В условиях беззубости правительственных чиновников частные лица на свой страх и риск устраивали охоту на хунхузов. Приморцы хорошо помнят ссыльных поляков Янковских, купца Бриннера (отца голливудской звезды Юла Бриннера), на свои средства успешно боровшихся с бандитами и ставших страшным сном для хунхузов.
В 1885 году шесть крестьянских семей, прибывших в Приморье в рамках государственной переселенческой программы, поселились в 15 километрах от деревни Владимировки на берегу реки Сучан, образовав деревню Калиновка. В ночь на 20 июня (3 июля) 1885 года на деревню напали неизвестные китайцы, убившие семерых и ранившие 14 крестьян. Погибло четверо детей. Встретив отпор, нападавшие бежали в направлении манзовского селения, находившегося по соседству с Калиновкой. При обыске последнего в фанзах было обнаружено оружие и задержано двенадцать подозрительных китайцев. Приамурский генерал-губернатор Корф после такого случая принял решение вообще выселить манз из Сучанской долины. На Сучан был послан чиновник для особых поручений - статский советник Аносов. Военная команда в Шкотовой была усилена 50 рядовыми и пятью унтер-офицерами 1-й Восточно-Сибирской стрелковой бригады. Полусотня 5-й сотни 1-го конного полка Забайкальского казачьего войска образовала несколько наблюдательных постов между Шкотовой и устьем Сучана. Меры усиления были сняты лишь в 1888 году.

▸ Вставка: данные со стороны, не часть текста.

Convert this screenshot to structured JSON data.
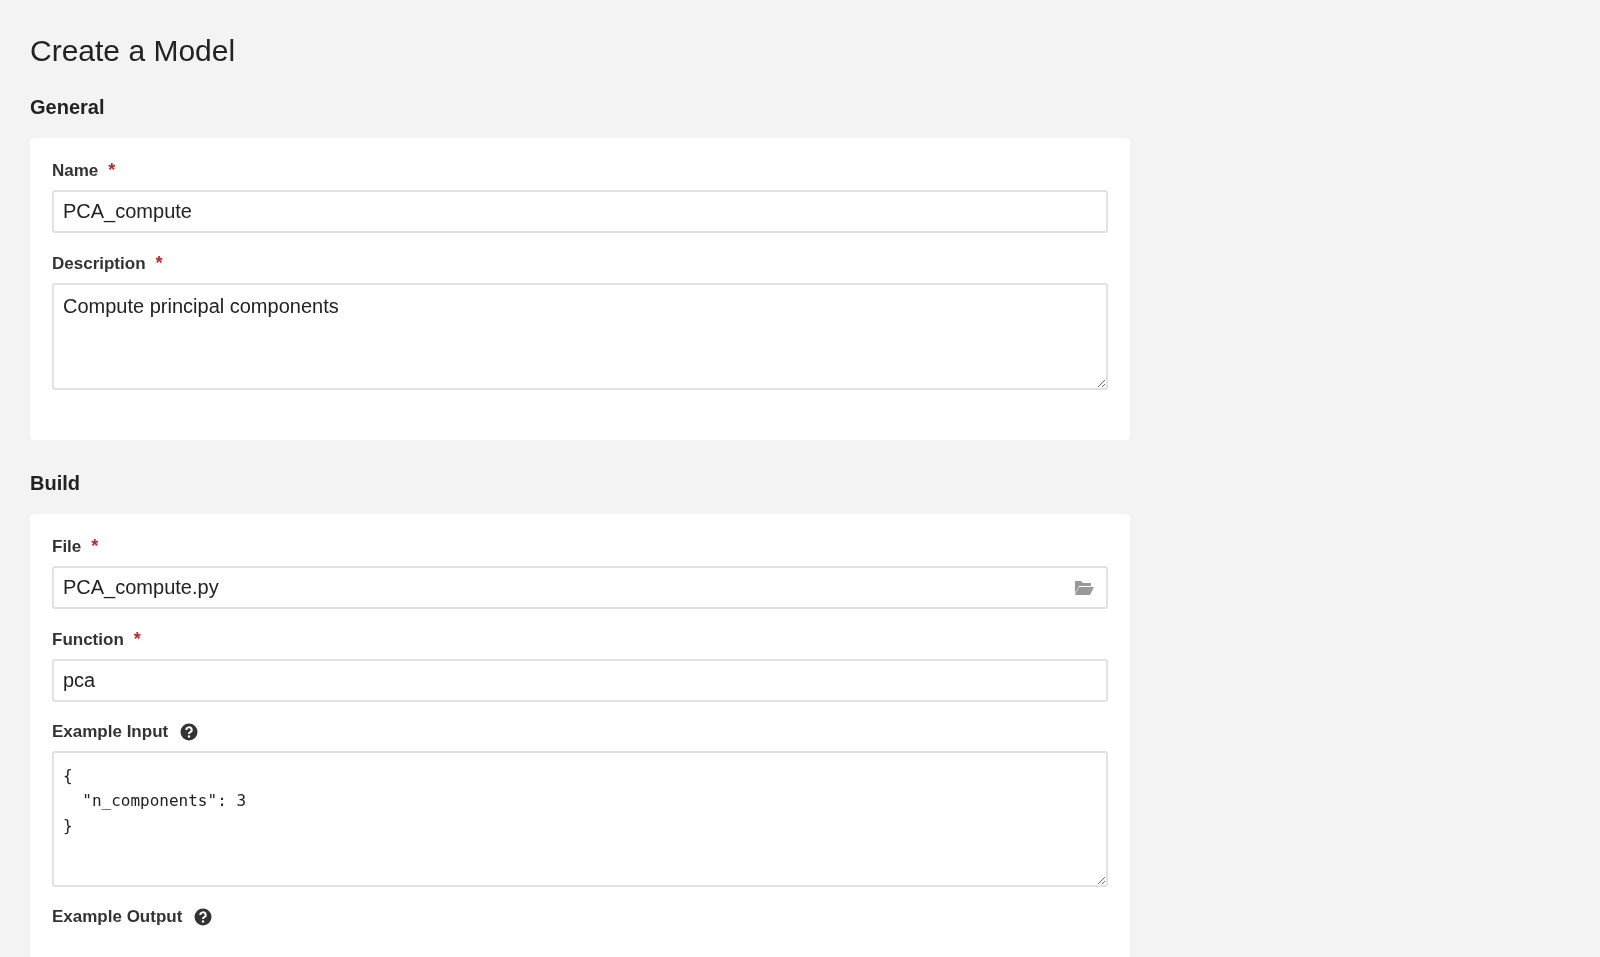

В 1891 году Приамурский генерал-губернатор Корф сделал попытку подчинить китайские объединения русскому контролю путем создания Китайских общественных управлений в Хабаровке, Владивостоке и Никольске-Уссурийском. В обязанности управлений входило ознакомление манз с российскими законами, оказание помощи в контроле над деятельностью китайцев, выявление и наказание преступников. Вскоре выяснилось, что общественные управления не только не помогают бороться с криминалом, но и занимаются укрывательством преступников. В 1897 году китайские общественные управления были ликвидированы, доказав свою преступную сущность и нежелание китайцев жить по законам Российской империи.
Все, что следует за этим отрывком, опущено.